Each layer handles specific concerns:

  • Layer 1: Content cleaning (regex is perfect here)
  • Layer 2: Structural repair (state machine works well)
  • Layer 3: Syntax normalization (regex again)
  • Layer 4: Validation (standard parser)
  • Layer 5: Fallback (custom tolerant parser)

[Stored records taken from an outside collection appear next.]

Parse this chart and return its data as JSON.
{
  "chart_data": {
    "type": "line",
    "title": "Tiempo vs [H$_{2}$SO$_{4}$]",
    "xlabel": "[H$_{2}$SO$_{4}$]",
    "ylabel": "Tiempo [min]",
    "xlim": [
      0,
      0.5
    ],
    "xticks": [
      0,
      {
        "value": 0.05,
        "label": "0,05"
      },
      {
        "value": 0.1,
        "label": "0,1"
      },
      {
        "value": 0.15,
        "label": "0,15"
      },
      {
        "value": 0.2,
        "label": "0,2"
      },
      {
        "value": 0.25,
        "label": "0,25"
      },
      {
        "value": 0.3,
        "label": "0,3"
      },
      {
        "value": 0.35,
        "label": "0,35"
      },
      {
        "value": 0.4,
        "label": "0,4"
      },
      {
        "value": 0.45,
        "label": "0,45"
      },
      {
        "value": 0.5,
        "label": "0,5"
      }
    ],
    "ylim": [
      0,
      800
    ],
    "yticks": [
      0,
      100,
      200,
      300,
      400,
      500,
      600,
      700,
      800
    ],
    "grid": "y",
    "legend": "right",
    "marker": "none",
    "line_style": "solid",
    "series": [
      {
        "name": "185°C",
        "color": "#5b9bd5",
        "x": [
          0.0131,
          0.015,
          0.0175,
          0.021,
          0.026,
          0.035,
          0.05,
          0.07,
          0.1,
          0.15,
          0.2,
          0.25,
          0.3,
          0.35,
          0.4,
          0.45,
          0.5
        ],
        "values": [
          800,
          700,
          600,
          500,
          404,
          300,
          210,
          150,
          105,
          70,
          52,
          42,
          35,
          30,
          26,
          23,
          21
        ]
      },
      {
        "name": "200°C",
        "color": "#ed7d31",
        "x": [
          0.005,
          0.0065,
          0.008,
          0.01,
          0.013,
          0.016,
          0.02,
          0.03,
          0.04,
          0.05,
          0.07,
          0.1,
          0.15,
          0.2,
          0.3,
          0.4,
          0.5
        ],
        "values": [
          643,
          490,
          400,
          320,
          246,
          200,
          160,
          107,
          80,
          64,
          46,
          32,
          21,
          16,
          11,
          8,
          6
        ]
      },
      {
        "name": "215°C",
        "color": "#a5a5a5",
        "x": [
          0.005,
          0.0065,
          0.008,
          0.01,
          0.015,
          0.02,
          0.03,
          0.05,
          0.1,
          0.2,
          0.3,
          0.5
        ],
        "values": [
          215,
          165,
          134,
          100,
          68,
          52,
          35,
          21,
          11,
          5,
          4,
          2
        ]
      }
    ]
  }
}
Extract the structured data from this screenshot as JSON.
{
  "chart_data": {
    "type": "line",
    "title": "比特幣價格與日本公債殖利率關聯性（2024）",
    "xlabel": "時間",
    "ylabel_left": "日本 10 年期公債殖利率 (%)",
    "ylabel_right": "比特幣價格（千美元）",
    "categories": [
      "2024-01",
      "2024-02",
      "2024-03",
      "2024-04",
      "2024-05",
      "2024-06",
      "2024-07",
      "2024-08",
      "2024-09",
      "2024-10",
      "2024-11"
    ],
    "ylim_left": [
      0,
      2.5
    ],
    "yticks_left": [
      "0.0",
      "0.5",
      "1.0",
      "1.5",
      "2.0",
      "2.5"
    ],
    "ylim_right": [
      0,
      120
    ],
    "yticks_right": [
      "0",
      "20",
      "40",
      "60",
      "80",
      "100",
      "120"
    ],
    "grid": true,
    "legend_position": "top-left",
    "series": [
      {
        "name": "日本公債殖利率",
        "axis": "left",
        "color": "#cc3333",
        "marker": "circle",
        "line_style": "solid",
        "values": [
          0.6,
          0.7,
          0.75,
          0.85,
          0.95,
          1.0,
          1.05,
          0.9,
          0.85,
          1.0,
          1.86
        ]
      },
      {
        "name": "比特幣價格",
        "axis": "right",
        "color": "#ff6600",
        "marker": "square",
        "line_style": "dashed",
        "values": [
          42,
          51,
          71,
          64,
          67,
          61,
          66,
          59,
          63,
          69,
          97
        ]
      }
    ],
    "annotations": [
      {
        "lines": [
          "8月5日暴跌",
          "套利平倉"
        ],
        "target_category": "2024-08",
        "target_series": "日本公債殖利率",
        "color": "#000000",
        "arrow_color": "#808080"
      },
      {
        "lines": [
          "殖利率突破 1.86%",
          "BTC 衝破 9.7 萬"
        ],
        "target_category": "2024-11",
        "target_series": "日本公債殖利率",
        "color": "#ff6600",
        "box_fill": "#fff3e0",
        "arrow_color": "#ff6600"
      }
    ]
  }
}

Recommendation: Embrace the Right Tool for Each Job

Instead of forcing binary pattern matching everywhere:

1. Use Regex for What It’s Good At

# Content cleaning and syntax normalization
defmodule JsonRemedy.Preprocessing do
  @syntax_fixes [
    {~r/True\b/, "true"},
    {~r/False\b/, "false"},
    {~r/'([^']*)'/, ~S("\\1")},
    # etc.
  ]
end

2. Use State Machines for Context

# Track parsing context for context-sensitive repairs
defmodule JsonRemedy.ContextualRepair do
  def repair_with_context(input) do
    input
    |> String.graphemes()
    |> Enum.reduce(%{state: :start, repairs: []}, &process_char/2)
  end
end

3. Use Binary Patterns for Final Parsing

# After preprocessing, use binary patterns for clean parsing
defmodule JsonRemedy.CleanParser do
  defp parse_value(<<"{", rest::binary>>, ctx) do
    # Now we can safely use binary patterns
    parse_object(rest, ctx)
  end
end

4. Be Honest About the Architecture

The current approach is actually quite reasonable:

  • Regex preprocessing handles most malformations
  • Jason.decode handles the clean parsing
  • Custom parser as fallback

The problem isn’t the architecture—it’s the misleading marketing about “binary pattern matching supremacy.”

Conclusion

Binary pattern matching is NOT the right primary approach for JSON repair because:

  1. Repair requires handling unknown malformations
  2. Context sensitivity needs state tracking
  3. Regex is actually perfect for many repair tasks
  4. Existing parsers (Jason) are extremely optimized

The right approach is:

  • Multi-layered repair pipeline
  • Each layer uses appropriate tools
  • Honest about what each layer does
  • Focus on correctness and maintainability over theoretical purity

The current codebase should be repositioned as a practical, multi-strategy JSON repair toolkit rather than a “binary pattern matching showcase.”